3.3. Effects of CO2 Injection Rate on CSEGR

The injection rate affects both the gas injection energy replenishment effectiveness and the CO2 front advancement velocity. To explore the influence of different injection rates during the injection phase on recovery enhancement and geological storage, various injection rate schemes were established under continuous gas injection conditions. Specifically, annual injection rates were configured at 0.02 HCPV/year, 0.04 HCPV/year, 0.06 HCPV/year, 0.08 HCPV/year, and 0.1 HCPV/year. Figure 9 illustrates the recovery enhancement for different injection rate schemes. Recovery enhancement initially increases and then decreases with increasing injection rate, with 0.06 HCPV/year achieving optimal recovery enhancement. At injection rates below 0.06 HCPV/year, insufficient total injected gas volume prevents adequate formation energy deficit replenishment and effective pressure drive system establishment.
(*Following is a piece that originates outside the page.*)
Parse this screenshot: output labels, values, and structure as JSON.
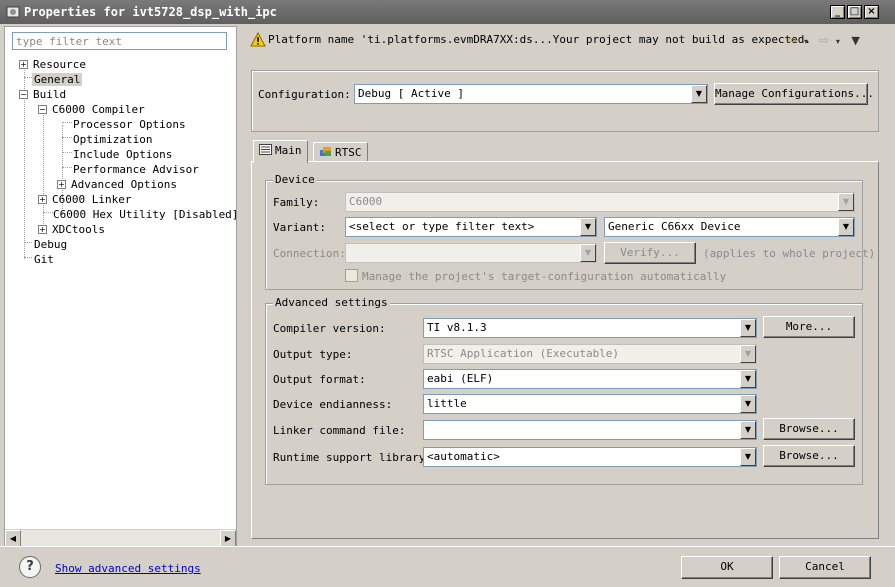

Conversely, at injection rates above 0.06 HCPV/year, excessive CO2 front advancement velocity prematurely triggers shut-in conditions, reducing production well operation duration and consequently decreasing recovery rates.
The cumulative CO2 injection mass and gas enhancement per ton of CO2 for different injection rates are shown in Figure 10. Regarding gas enhancement per ton of CO2, lower injection rates result in reduced cumulative CO2 injection, yielding higher gas enhancement per ton of CO2. While injection rates below 0.06 HCPV/year demonstrate higher CO2 utilization efficiency, overall recovery enhancement remains limited. At injection rates exceeding 0.06 HCPV/year, recovery enhancement plateaus, and gas enhancement per ton of CO2 decreases substantially. This suggests that elevated injection rates rapidly replenish formation energy and effectively enhance recovery but diminish effective gas enhancement per ton of CO2. As injection rates exceed reasonable values under current production rates and shut-in limit conditions, gas breakthrough in production wells accelerates. From a storage perspective, increased injection rates hasten the pure storage phase arrival, with elevated formation pressure enhancing CO2 storage capacity.
This indicates that optimal injection rates are established based on determined production rates and shut-in conditions. Changes in production rates or shut-in conditions will correspondingly alter optimal injection rates. Future research should address the reasonable formulation of injection-production schemes considering multi-parameter interactions.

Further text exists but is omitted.